Prehistoric and Roman
ab(2) Iron Age and Roman settlement (centred SP 692700), around Teeton Grange, on Northampton Sand, at about 105 m. above OD. Roman pottery, including samian, has been found during field-walking in the two fields immediately N.W. and S.E. of the Grange. Subsequent work has revealed some Iron Age pottery in the same area (BNFAS, 4 (1970), 9; Northants. Archaeol., 10 (1975), 163; 12 (1977), 215). Air photographs (in NMR) indicate that the whole area around Teeton Grange has cropmarks on it. These are very indistinct and show no coherent features but cover an area of some 17 hectares.
a(3) Roman settlement (SP 689706), N. of Teeton Lodge, on Northampton Sand at 140 m. above OD. Large quantities of Roman pottery have been found over an area of 2 hectares (Northants. Archaeol., 12 (1977), 215).
a(4) Roman settlement (centred SP 695707), N. of Teeton Hall, on Northampton Sand at about 120 m. above OD. Roman pottery has been found over an area of about 1.5 hectares. Two sherds of early Saxon pottery are recorded from the site (Northants. Archaeol., 10 (1975), 163).

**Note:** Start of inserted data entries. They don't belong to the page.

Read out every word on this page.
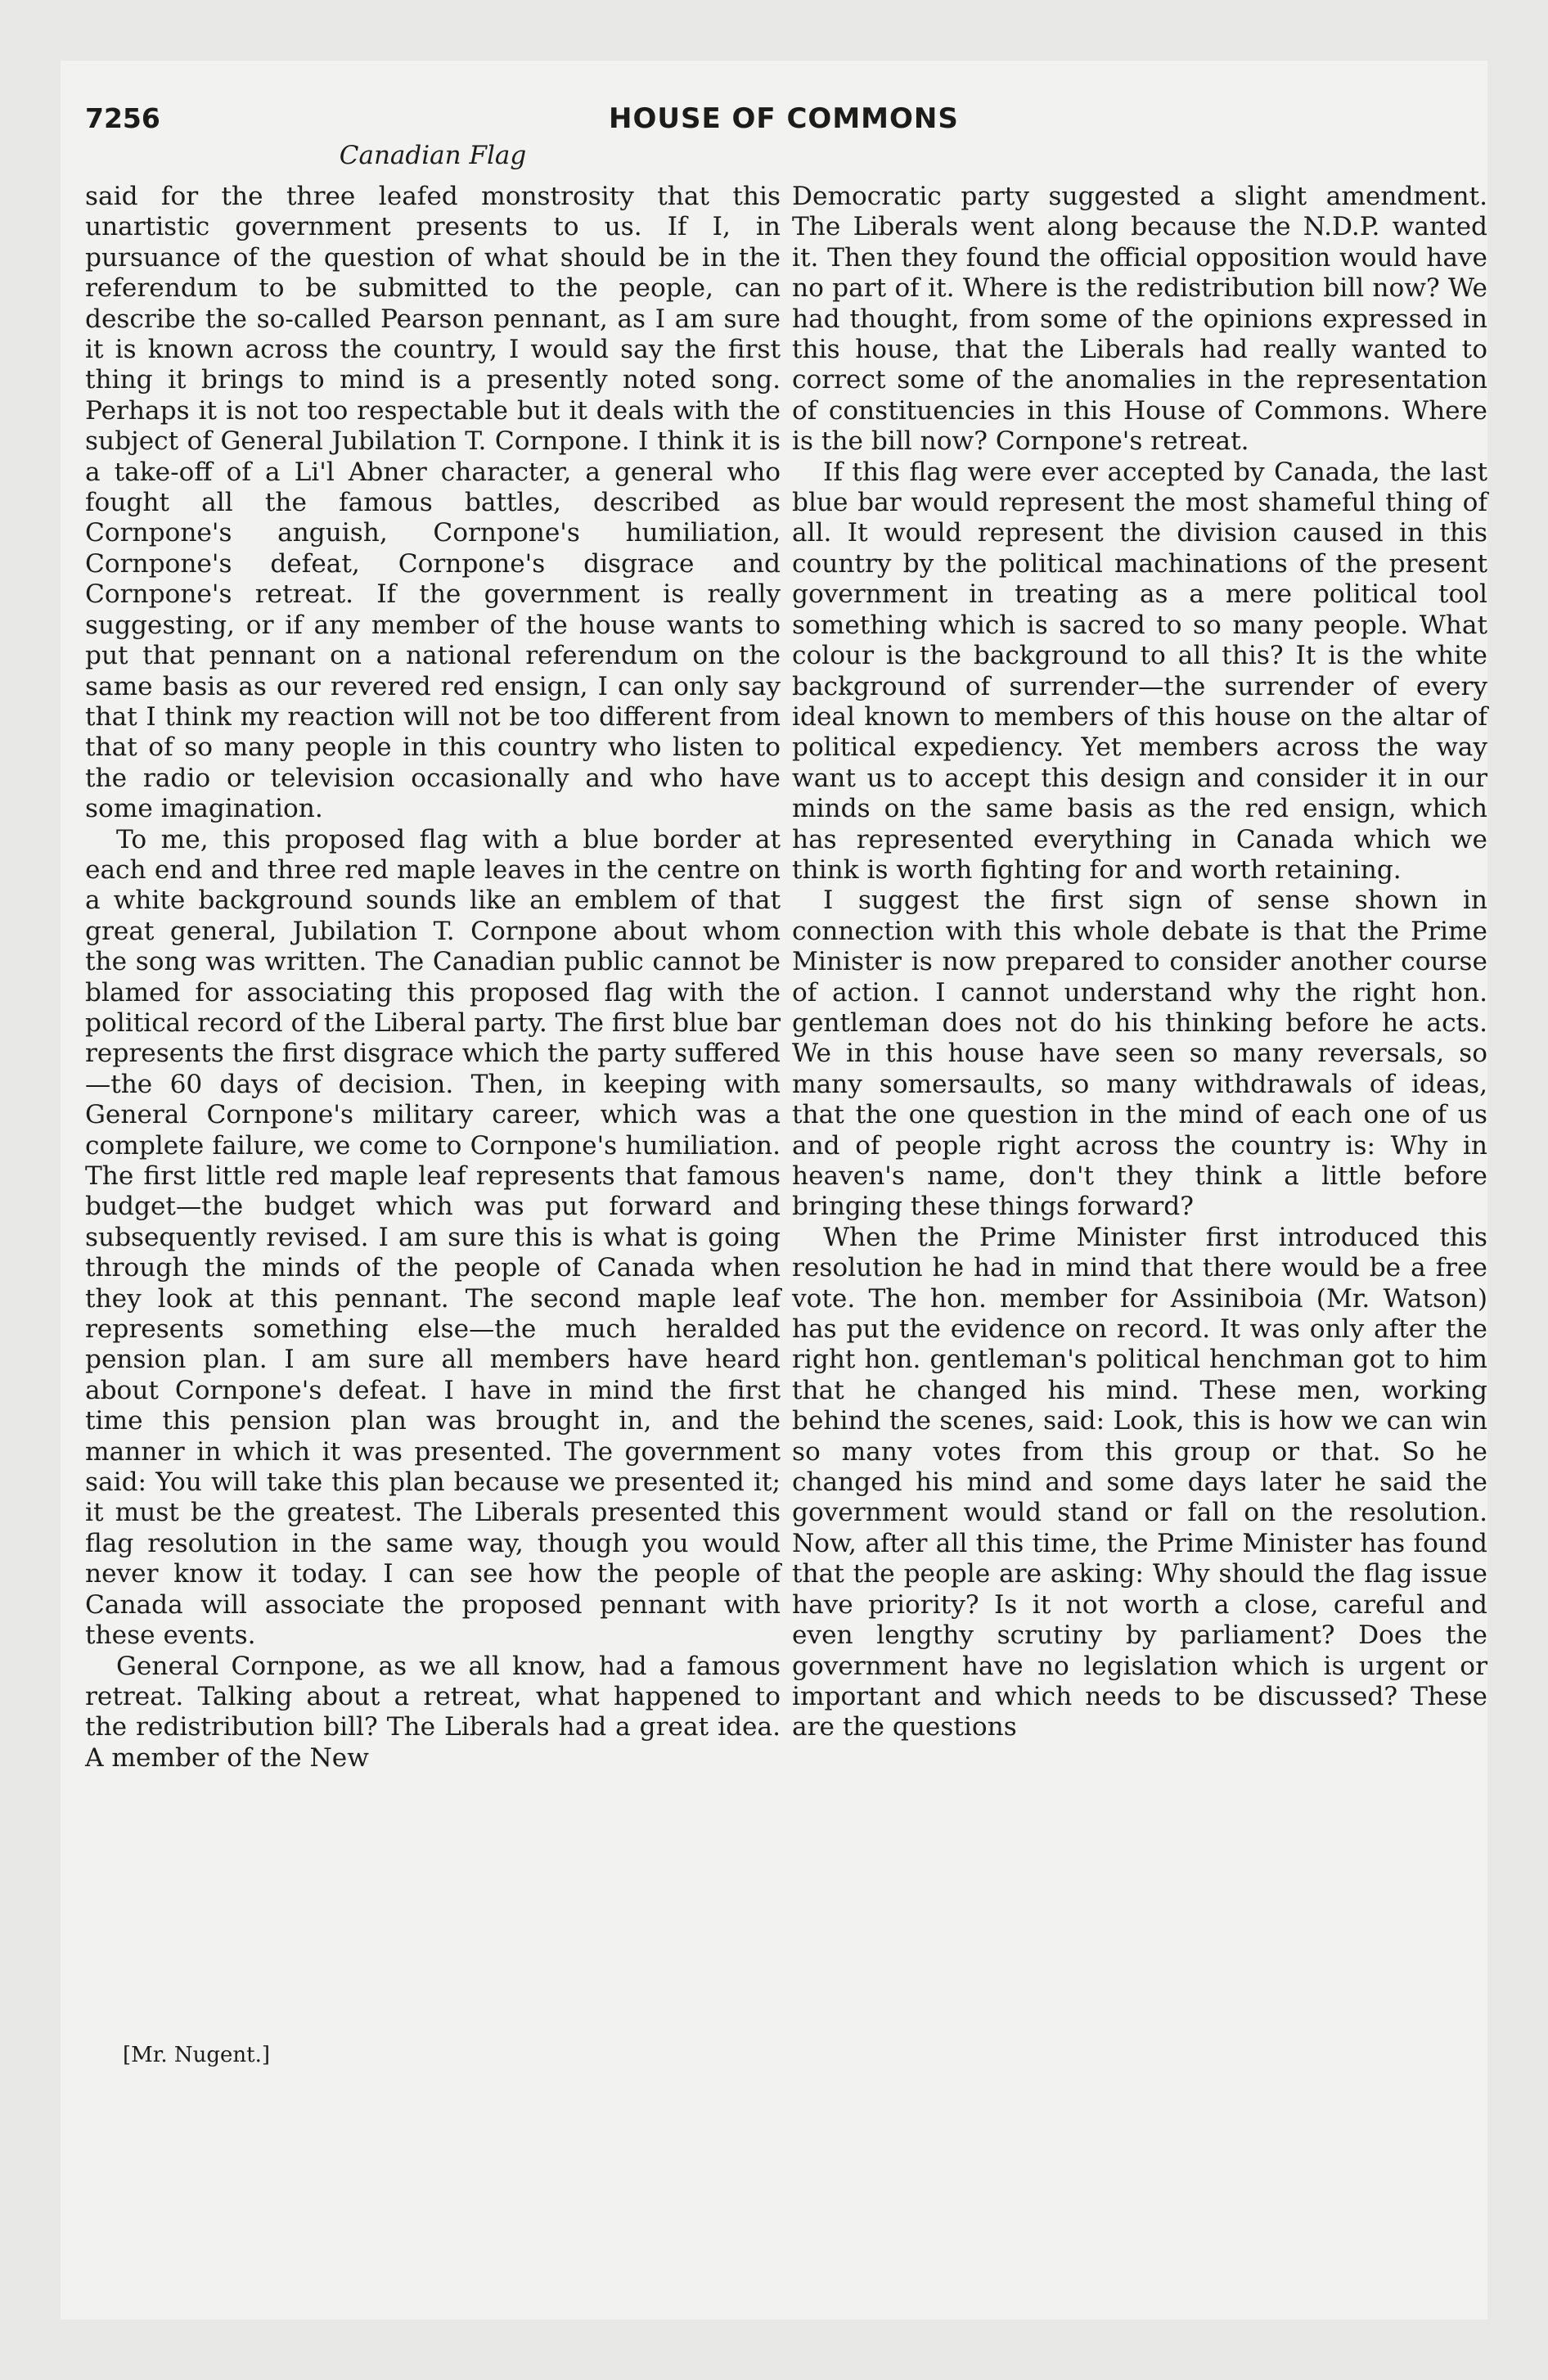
7256	HOUSE OF COMMONS
Canadian Flag

said for the three leafed monstrosity that this unartistic government presents to us. If I, in pursuance of the question of what should be in the referendum to be submitted to the people, can describe the so-called Pearson pennant, as I am sure it is known across the country, I would say the first thing it brings to mind is a presently noted song. Perhaps it is not too respectable but it deals with the subject of General Jubilation T. Cornpone. I think it is a take-off of a Li'l Abner character, a general who fought all the famous battles, described as Cornpone's anguish, Cornpone's humiliation, Cornpone's defeat, Cornpone's disgrace and Cornpone's retreat. If the government is really suggesting, or if any member of the house wants to put that pennant on a national referendum on the same basis as our revered red ensign, I can only say that I think my reaction will not be too different from that of so many people in this country who listen to the radio or television occasionally and who have some imagination.

To me, this proposed flag with a blue border at each end and three red maple leaves in the centre on a white background sounds like an emblem of that great general, Jubilation T. Cornpone about whom the song was written. The Canadian public cannot be blamed for associating this proposed flag with the political record of the Liberal party. The first blue bar represents the first disgrace which the party suffered—the 60 days of decision. Then, in keeping with General Cornpone's military career, which was a complete failure, we come to Cornpone's humiliation. The first little red maple leaf represents that famous budget—the budget which was put forward and subsequently revised. I am sure this is what is going through the minds of the people of Canada when they look at this pennant. The second maple leaf represents something else—the much heralded pension plan. I am sure all members have heard about Cornpone's defeat. I have in mind the first time this pension plan was brought in, and the manner in which it was presented. The government said: You will take this plan because we presented it; it must be the greatest. The Liberals presented this flag resolution in the same way, though you would never know it today. I can see how the people of Canada will associate the proposed pennant with these events.

General Cornpone, as we all know, had a famous retreat. Talking about a retreat, what happened to the redistribution bill? The Liberals had a great idea. A member of the New

Democratic party suggested a slight amendment. The Liberals went along because the N.D.P. wanted it. Then they found the official opposition would have no part of it. Where is the redistribution bill now? We had thought, from some of the opinions expressed in this house, that the Liberals had really wanted to correct some of the anomalies in the representation of constituencies in this House of Commons. Where is the bill now? Cornpone's retreat.

If this flag were ever accepted by Canada, the last blue bar would represent the most shameful thing of all. It would represent the division caused in this country by the political machinations of the present government in treating as a mere political tool something which is sacred to so many people. What colour is the background to all this? It is the white background of surrender—the surrender of every ideal known to members of this house on the altar of political expediency. Yet members across the way want us to accept this design and consider it in our minds on the same basis as the red ensign, which has represented everything in Canada which we think is worth fighting for and worth retaining.

I suggest the first sign of sense shown in connection with this whole debate is that the Prime Minister is now prepared to consider another course of action. I cannot understand why the right hon. gentleman does not do his thinking before he acts. We in this house have seen so many reversals, so many somersaults, so many withdrawals of ideas, that the one question in the mind of each one of us and of people right across the country is: Why in heaven's name, don't they think a little before bringing these things forward?

When the Prime Minister first introduced this resolution he had in mind that there would be a free vote. The hon. member for Assiniboia (Mr. Watson) has put the evidence on record. It was only after the right hon. gentleman's political henchman got to him that he changed his mind. These men, working behind the scenes, said: Look, this is how we can win so many votes from this group or that. So he changed his mind and some days later he said the government would stand or fall on the resolution. Now, after all this time, the Prime Minister has found that the people are asking: Why should the flag issue have priority? Is it not worth a close, careful and even lengthy scrutiny by parliament? Does the government have no legislation which is urgent or important and which needs to be discussed? These are the questions

[Mr. Nugent.]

a(5) Roman settlement (SP 690717), S. of the village, on Northampton Sand at 125 m. above OD. Large quantities of Roman pottery have been found here in two marked concentrations a few metres apart (Northants. Archaeol., 12 (1977), 212). A thin scatter of Roman sherds has also been noted all over this part of the parish extending S. as far as (2) and (3).
Medieval and Later
a(6) Pillow mound (SP 69217065), lies W. of Teeton, on Northampton Sand at 130 m. above OD. It is rectangular, 12 m. by 9 m. and 1 m. high, orientated N.E.–S.W. and with a flat top. There is no trace of a ditch in the present arable land which surrounds it. It has been much disturbed by rabbits and no date or purpose can be assigned to it; it is not shown on the 1831 map of Teeton (NRO).
(7) Cultivation remains. Both Hollowell and Teeton had their own common field systems in medieval times. The common fields of Hollowell were enclosed by an Act of Parliament of 1774. Very little ridge-and-furrow survives on the ground or can be traced on air photographs, largely as a result of later cultivation and because Northampton Sand does not show clear cropmarks of former cultivation. To the S.E. of Hollowell village, on the sides of the clay-lined valley, is a broad area of ridge-and-furrow mainly running across the slopes in end-on furlongs, although where it is adapted to the occasional spurs the furlongs become interlocked (e.g. SP 696722). To the N. of the village, in the same valley, the sides of Hollowell Reservoir are edged with ridge-and-furrow. Elsewhere, on the Northampton Sand area, ridge-and-furrow has survived only in one field left as pasture after 19th-century stone-quarrying (SP 690710).
The common fields of Teeton were enclosed by private agreement in 1590. Ridge-and-furrow survives on the ground or can be traced on air photographs in a few places N.E. of the village (SP 698708) and along the S. boundary of the parish (SP 701702). The furlongs all run across the contours (RAF VAP CPE/UK/1994, 1370–3, 1464–8).